When we got back to the hotel we dropped off our stuff, freshened up a bit, and decided to head out. It was now just after 10 o'clock, and the Saturday night festivities would be starting. Calle 60 was closed to traffic. There were bands on every block. A particularly good band called La Noche were playing on a small stage opposite La Parranda restaurant. The atmosphere was like Beale St. in Memphis as people young and old crowded the streets to dance, or, like us, to watch. One couple was absolutely captivating. They were both such good dancers that we couldn't take our eyes off of them. After several songs, the band took a break. The crowd dispersed, looking for the next happening place. We wandered by another band, but it was painfully loud, so we didn't stay. We ended up sitting around in the zocalo. We got some night photographs of the cathedral, and the small archway next to it which leads into an alley with interesting modern sculptures.

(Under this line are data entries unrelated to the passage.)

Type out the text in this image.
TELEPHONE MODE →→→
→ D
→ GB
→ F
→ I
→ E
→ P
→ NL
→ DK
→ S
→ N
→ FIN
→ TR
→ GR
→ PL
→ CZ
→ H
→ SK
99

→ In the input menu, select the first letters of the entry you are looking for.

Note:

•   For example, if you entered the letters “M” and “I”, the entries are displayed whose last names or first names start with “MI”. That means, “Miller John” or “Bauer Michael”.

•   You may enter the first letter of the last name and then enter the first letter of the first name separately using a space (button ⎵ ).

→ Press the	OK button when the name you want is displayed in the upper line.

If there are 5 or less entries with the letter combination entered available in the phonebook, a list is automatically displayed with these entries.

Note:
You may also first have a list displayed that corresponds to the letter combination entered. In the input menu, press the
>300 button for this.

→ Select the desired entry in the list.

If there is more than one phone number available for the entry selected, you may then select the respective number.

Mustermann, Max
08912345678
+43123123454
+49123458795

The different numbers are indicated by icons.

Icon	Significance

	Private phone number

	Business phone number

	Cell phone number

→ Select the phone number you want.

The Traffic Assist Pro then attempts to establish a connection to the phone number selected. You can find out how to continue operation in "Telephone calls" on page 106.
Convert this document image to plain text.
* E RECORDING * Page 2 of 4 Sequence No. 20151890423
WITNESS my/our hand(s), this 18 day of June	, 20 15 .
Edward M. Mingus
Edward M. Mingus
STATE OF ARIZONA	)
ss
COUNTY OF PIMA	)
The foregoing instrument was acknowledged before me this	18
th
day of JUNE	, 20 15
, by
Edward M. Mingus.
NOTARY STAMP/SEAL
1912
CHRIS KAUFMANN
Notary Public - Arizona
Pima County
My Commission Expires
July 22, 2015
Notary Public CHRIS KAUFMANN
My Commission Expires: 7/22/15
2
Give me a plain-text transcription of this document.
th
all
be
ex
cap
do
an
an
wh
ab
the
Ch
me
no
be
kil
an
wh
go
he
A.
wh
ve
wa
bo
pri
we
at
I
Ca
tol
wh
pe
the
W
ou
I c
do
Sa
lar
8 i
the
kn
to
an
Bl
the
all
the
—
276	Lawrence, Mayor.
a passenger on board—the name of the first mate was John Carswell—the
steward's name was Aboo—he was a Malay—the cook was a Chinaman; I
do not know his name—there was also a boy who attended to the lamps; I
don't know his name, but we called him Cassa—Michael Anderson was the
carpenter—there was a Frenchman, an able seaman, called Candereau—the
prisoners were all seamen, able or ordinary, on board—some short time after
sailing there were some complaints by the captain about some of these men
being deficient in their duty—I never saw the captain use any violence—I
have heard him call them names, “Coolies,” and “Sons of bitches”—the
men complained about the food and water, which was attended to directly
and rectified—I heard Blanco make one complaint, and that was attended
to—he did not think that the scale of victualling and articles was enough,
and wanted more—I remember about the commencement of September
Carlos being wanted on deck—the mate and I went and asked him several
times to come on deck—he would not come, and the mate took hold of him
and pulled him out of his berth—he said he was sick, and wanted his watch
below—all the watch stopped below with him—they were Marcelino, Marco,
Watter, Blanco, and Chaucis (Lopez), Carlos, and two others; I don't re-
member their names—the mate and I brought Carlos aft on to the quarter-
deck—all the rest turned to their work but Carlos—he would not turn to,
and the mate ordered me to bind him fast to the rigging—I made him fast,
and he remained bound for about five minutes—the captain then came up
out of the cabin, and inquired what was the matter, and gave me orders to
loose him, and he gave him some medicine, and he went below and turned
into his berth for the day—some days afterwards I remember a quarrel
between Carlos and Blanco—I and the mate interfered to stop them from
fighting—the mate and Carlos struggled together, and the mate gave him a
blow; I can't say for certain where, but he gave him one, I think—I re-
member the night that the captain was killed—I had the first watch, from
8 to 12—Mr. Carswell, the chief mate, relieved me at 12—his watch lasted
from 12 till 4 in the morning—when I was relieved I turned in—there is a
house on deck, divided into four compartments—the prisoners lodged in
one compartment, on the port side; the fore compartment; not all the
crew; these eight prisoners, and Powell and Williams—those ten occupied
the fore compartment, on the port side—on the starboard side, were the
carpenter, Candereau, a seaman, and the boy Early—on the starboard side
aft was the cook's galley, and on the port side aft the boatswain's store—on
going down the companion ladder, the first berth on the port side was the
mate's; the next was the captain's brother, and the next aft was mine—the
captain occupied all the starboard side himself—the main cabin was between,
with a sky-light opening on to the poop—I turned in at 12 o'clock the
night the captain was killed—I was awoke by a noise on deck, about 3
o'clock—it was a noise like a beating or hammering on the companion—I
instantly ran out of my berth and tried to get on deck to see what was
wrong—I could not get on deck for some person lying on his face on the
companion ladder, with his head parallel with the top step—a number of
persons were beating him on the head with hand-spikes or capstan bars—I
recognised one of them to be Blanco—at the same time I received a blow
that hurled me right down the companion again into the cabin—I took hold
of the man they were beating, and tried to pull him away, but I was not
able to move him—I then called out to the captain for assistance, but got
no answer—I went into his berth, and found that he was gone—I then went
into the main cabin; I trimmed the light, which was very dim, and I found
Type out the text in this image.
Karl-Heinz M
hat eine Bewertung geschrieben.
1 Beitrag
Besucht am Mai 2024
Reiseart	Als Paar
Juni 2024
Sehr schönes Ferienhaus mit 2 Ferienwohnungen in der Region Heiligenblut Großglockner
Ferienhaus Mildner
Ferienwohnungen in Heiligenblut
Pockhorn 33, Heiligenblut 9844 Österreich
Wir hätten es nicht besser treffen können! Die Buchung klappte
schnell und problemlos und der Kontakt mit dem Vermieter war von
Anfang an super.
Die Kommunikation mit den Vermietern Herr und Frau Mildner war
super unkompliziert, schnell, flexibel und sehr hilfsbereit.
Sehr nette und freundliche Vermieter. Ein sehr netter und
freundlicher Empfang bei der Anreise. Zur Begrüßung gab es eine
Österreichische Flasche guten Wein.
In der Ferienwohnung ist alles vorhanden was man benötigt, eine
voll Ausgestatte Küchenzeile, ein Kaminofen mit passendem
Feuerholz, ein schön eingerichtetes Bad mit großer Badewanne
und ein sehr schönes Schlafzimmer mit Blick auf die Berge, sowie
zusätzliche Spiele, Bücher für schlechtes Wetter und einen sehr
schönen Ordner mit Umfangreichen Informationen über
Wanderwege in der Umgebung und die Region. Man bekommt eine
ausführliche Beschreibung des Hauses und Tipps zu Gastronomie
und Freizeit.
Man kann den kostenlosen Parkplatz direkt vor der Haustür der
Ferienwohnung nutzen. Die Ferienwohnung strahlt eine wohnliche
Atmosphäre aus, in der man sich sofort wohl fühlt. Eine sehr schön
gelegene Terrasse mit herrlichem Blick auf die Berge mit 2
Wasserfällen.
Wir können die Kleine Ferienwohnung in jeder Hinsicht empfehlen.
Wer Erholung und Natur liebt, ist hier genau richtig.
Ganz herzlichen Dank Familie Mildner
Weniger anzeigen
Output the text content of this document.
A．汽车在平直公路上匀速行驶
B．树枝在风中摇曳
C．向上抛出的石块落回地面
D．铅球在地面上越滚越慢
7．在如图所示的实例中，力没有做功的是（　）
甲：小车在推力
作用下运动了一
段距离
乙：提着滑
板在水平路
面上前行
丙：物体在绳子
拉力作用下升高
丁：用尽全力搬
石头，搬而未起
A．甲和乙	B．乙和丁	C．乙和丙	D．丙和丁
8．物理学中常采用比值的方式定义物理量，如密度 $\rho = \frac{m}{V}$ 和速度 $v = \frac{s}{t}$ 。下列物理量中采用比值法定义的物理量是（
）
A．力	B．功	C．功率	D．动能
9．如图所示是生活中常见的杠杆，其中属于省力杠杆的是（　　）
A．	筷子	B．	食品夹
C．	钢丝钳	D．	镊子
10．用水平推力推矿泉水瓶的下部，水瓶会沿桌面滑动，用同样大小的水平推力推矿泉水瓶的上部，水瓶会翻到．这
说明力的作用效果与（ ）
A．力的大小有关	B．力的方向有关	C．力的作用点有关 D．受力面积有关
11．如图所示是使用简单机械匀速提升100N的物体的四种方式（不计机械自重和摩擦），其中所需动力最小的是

As we walked around the zocalo, a bird pooped on my arm. We headed back to see La Noche. There was a free outdoor table at La Parranda, so we snagged it. This was just what we wanted, music and people-watching, but with an opportunity to sit down and have a drink. Craig got a yard of Bohemia beer, and I got a yard of sangria. Having not had any supper other than the ball game fare, we ordered chicken nachos, which had a nice chipotle flavor. We devoured it. The waiter asked how it was, and on impulse, we ordered a second one. When time went on and no second order of nachos came, we realized that he hadn't taken us seriously. Oh well, it was probably for the best. We left the restaurant at 1:30, and walked the few short blocks to the hotel. There was a man sitting on a park bench near our hotel who said hello to us in Spanish. We entered the hotel and went up to the room. I sat at the table and wrote in the journal. Craig hung out for a while on the roof deck. Apparently the man on the park bench was some type of (official or unofficial) neighborhood security, as he walked women to their cars etc. We went to bed at 2:30.